Teleskop keşfediliyor.

Evet, teleskobu kim icat etti?

Kimin icat ettiği tam olarak bilinmeyen birkaç buluştan biri…

Hatırlayacaksınız, pil ile ilgili Pil, pilin tarihi ve sonsuz pil makalemiz gibi mesela.

Orada da tarihin içinde benzer birçok deneme olduğunu ama patenti alan ilk kişinin Alessandro Volta olduğu için ona mal edildiğini hatırlayacaksınız. Şimdi biz bugün uzayı keşfetmemize yardımcı olan, o dönemlerde ise sadece çok daha küçük çaplı uzakları yakınlaştıran teleskobun tarihine bir yolculuk yapmak istiyoruz.

Teleskop ile ilgili ilk denemeler

Çinli filozof Mozi, M.Ö. 400’lü yıllarda içbükey aynaların güneşten gelen ışınları odaklayabildiğine dair gözlemlerini kaydettiğinde belki de uzağı yakın gösterme konusunda deneysel adımlar attığının tam olarak farkında değildi.
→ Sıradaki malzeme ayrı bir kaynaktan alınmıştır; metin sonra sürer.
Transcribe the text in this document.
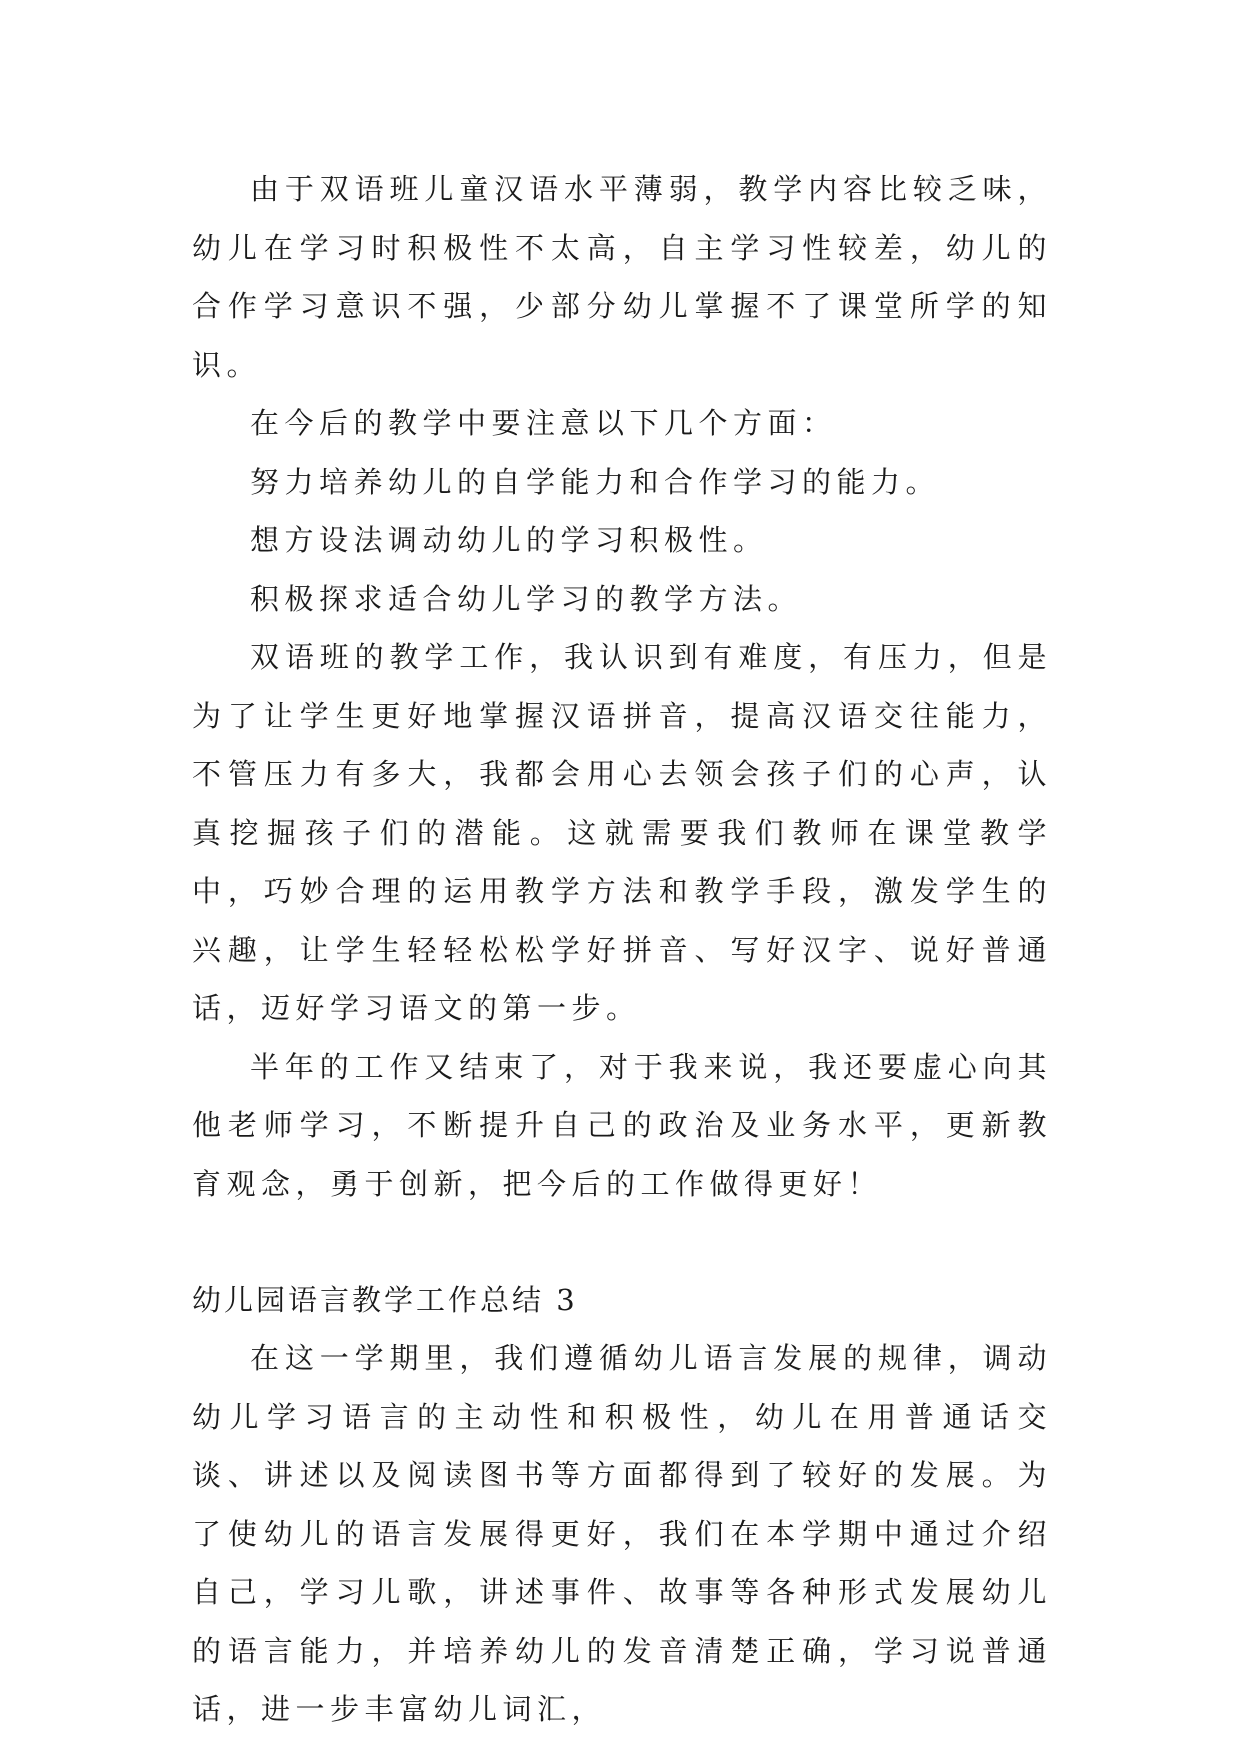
由于双语班儿童汉语水平薄弱，教学内容比较乏味，幼儿在学习时积极性不太高，自主学习性较差，幼儿的合作学习意识不强，少部分幼儿掌握不了课堂所学的知识。

在今后的教学中要注意以下几个方面：

努力培养幼儿的自学能力和合作学习的能力。

想方设法调动幼儿的学习积极性。

积极探求适合幼儿学习的教学方法。

双语班的教学工作，我认识到有难度，有压力，但是为了让学生更好地掌握汉语拼音，提高汉语交往能力，不管压力有多大，我都会用心去领会孩子们的心声，认真挖掘孩子们的潜能。这就需要我们教师在课堂教学中，巧妙合理的运用教学方法和教学手段，激发学生的兴趣，让学生轻轻松松学好拼音、写好汉字、说好普通话，迈好学习语文的第一步。

半年的工作又结束了，对于我来说，我还要虚心向其他老师学习，不断提升自己的政治及业务水平，更新教育观念，勇于创新，把今后的工作做得更好！

幼儿园语言教学工作总结 3

在这一学期里，我们遵循幼儿语言发展的规律，调动幼儿学习语言的主动性和积极性，幼儿在用普通话交谈、讲述以及阅读图书等方面都得到了较好的发展。为了使幼儿的语言发展得更好，我们在本学期中通过介绍自己，学习儿歌，讲述事件、故事等各种形式发展幼儿的语言能力，并培养幼儿的发音清楚正确，学习说普通话，进一步丰富幼儿词汇，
Daha sonraları M.Ö. 424’te Yunan oyun yazarı ve tiyatro yönetmeni Aristophanes, içi suyla dolu birçok şekle sahip camların güneş ışınlarını bükebildiğini fark etti ve bunu kaydetti. M.Ö. 3. Yüzyılda ise Yunan matematikçi Öklid ilk olarak güneş ışınlarının yansıması ve kırılmasına ilişkin bilimsel bir bakış açısına sahip olarak çalışmalarda bulundu. Onun bu çalışmaları yüz yıllar sonra Ptolemy tarafından geliştirildi. M.S.10. yy.’dan sonra İslam bilim insanları birçok önemli çalışmaya imza attı. Hatta İbn-i Heysemın “Optik Kitabı” Avrupa’ya Latince‘ ye çevrilerek ulaştı. Bu kitap Avrupa’nın modern lens keşfinin temelini oluşturacaktı. Öyle ki 13. Yüzyılda keşfedilen gözlük bu çalışmaların bir sonucu olarak hayatımıza girmiştir. 1570’den sonra uzağı yakın gösterme konusu bilimin aklını daha fazla kurcalamaya başlamış ve bununla ilgili çok fazla araştırma ve deneysel çalışmalar gerçekleşmiştir.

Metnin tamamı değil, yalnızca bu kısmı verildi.